И, подумав ещё немного, он спустился к воде и скинул халат. Первой он вытащил женщину — она была без сознания, и тащить её было легко. Когда он принялся за мужчину, то тот очнулся на мгновение и сильно ударил его по голове. Лама Ивонтилов погрузился в воду и почувствовал, как смертный холод пробирает его до костей.
«Кажется, жизнь не так бесконечна, как я думал, — с интересом обнаружил он. — Я, кажется, могу умереть прямо сейчас». Он висел под водой, как большая сонная рыба, а рядом медленно опускалось вниз, к мёртвому трактору, тело мужчины. Но всё же лама Ивонтилов, выйдя из оцепенения, схватил утопающего за ремень и потянул к себе.
Когда лама Ивонтилов положил мужчину и женщину рядом на береговой песок, то сразу понял, что они выживут. Однако с этими несостоявшимися утопленниками случилось странное превращение — немолодая женщина теперь выглядела как девочка, и выражение, свойственное девочкам, теперь проявилось на её лице, как тонкий узор на очищенном от грязи блюде. Молодой мужчина, наоборот, теперь казался дряхлым стариком, из тех, что бессмысленно бродят по базарам, пугая детей.
Но ноги ламы Ивонтилова подкашивались, и он почувствовал, что протянет ещё немного — и, вздохнув, пошёл обратно к дацану. Халат не согревал мокрое тело, и ламу Ивонтилова била крупная дрожь. Он с трудом забрался на свой насест и из последних сил задвинул стеклянное окно.
Никуда он не уйдёт, и придётся превратиться во что-то иное прямо здесь. Это даже ещё забавнее. На окно села ночная птица — лама Ивонтилов посмотрел ей в глаза, и птица развела крыльями: «Да, время умирать, ты угадал. Ничего не поделаешь». Пришла мышь, она как-то приходила к нему в земляную нору — лет шестьдесят назад, и тоже пискнула: «Ты прав, никуда идти не надо».
Мысли путались, и ему показалось, что он засыпает.
Через день Зон и Раевский прощались. Оба должны были улетать, но в разные стороны. А пока они сидели на берегу, наблюдая, как за ограду дацана заходят монахи с носилками.
— Наш старик, кажется, завонял. Вчера он как-то осел на своей скамеечке и протёк. Кажется, он совсем мёртвый.
— А откуда столько воды?
— Мы все состоим из воды, даже когда не пьём.
— Как ободняет, так и завоняет, — задумчиво сказал Раевский.
— Откуда это?
— Это из Достоевского. Знаешь, там умирает старец, которого все считают святым.

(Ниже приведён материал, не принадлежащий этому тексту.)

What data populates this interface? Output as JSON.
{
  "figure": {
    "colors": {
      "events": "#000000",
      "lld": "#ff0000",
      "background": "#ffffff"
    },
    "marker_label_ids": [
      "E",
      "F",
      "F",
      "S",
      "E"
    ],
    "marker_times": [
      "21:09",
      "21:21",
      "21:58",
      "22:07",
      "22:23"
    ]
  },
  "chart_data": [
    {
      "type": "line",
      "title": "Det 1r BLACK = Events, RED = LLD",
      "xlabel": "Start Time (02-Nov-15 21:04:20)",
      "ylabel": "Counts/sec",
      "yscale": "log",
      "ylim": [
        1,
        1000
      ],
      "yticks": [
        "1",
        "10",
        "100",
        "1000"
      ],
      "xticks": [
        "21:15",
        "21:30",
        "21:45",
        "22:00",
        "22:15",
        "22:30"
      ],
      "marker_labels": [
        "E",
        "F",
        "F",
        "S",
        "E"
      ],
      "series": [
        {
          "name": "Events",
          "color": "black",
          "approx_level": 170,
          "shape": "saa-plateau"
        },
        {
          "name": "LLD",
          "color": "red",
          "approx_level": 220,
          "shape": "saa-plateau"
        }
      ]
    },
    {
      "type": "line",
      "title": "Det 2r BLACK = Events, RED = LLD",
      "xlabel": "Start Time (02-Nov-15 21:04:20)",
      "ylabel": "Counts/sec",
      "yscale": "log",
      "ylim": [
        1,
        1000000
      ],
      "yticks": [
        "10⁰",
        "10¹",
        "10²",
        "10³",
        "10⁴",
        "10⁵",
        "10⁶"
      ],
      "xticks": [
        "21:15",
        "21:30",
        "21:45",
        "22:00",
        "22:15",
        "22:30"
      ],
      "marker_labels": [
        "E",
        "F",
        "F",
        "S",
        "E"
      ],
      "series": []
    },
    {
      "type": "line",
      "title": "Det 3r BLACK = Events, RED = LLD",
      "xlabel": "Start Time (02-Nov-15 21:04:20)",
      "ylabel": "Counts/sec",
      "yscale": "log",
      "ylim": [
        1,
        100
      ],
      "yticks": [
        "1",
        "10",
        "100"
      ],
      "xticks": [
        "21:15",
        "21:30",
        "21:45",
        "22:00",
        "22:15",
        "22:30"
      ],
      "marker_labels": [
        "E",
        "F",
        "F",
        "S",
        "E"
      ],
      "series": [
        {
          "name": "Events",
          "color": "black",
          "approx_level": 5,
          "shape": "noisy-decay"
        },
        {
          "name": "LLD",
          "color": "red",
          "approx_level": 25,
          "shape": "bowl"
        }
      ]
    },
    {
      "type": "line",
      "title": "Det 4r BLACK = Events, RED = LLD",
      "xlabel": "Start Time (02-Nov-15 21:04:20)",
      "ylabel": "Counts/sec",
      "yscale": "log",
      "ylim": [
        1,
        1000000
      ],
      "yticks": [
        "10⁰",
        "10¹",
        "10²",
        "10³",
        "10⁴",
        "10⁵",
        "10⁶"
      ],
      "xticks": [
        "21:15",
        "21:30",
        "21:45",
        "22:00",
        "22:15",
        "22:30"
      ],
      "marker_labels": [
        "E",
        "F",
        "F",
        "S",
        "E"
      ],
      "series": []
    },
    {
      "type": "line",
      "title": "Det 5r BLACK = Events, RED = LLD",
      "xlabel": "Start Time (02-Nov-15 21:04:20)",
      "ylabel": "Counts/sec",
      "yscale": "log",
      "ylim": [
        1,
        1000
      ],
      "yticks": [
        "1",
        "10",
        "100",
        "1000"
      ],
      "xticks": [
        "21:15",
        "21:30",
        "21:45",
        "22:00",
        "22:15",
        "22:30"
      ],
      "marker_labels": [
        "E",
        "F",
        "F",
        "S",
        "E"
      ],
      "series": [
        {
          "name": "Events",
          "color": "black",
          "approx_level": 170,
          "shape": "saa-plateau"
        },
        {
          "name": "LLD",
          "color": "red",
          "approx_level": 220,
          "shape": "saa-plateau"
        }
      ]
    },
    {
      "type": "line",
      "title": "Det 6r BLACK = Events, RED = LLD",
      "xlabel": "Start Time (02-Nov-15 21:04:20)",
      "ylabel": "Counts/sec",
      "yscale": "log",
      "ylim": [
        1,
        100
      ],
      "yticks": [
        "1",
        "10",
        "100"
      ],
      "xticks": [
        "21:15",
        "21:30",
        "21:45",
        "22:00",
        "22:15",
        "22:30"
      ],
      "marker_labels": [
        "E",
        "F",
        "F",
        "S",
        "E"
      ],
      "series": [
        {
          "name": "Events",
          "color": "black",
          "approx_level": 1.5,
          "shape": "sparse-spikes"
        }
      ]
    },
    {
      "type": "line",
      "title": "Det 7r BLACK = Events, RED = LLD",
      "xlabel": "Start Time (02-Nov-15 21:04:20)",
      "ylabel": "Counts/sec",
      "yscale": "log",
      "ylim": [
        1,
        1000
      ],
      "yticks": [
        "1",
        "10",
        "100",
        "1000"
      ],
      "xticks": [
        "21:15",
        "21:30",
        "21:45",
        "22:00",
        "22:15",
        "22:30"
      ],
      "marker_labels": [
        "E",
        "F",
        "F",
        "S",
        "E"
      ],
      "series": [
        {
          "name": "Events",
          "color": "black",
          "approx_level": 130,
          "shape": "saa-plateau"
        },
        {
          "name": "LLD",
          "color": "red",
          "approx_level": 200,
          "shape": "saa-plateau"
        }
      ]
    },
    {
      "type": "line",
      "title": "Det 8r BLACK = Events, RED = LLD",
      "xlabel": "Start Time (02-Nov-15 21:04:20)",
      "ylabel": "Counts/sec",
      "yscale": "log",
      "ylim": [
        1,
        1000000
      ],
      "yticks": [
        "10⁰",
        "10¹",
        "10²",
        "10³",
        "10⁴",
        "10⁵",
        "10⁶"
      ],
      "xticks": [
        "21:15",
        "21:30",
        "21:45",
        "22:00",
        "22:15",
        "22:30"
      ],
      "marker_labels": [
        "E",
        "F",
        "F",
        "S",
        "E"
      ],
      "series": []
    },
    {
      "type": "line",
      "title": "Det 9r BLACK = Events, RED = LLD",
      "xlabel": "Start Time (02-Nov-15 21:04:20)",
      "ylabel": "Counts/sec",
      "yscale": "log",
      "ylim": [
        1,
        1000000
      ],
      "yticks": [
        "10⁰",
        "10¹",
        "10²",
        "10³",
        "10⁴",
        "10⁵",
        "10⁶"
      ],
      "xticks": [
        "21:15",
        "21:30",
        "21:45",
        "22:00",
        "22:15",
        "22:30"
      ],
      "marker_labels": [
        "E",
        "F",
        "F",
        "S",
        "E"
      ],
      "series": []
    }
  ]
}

А потом он начинает пахнуть, как пахнут все мертвецы, и над ним смеются — какая же святость, когда воняет. А потом оказывается, что дело не в этом. В общем, вопрос веры. Но тут всё другое.
Они смотрели, как ламу Ивонтилова выносят из монастыря, и процессия медленно поднимается в гору. Она была уже довольно далеко, но звон колокольчика, распугивающего злых духов, был явственно слышен.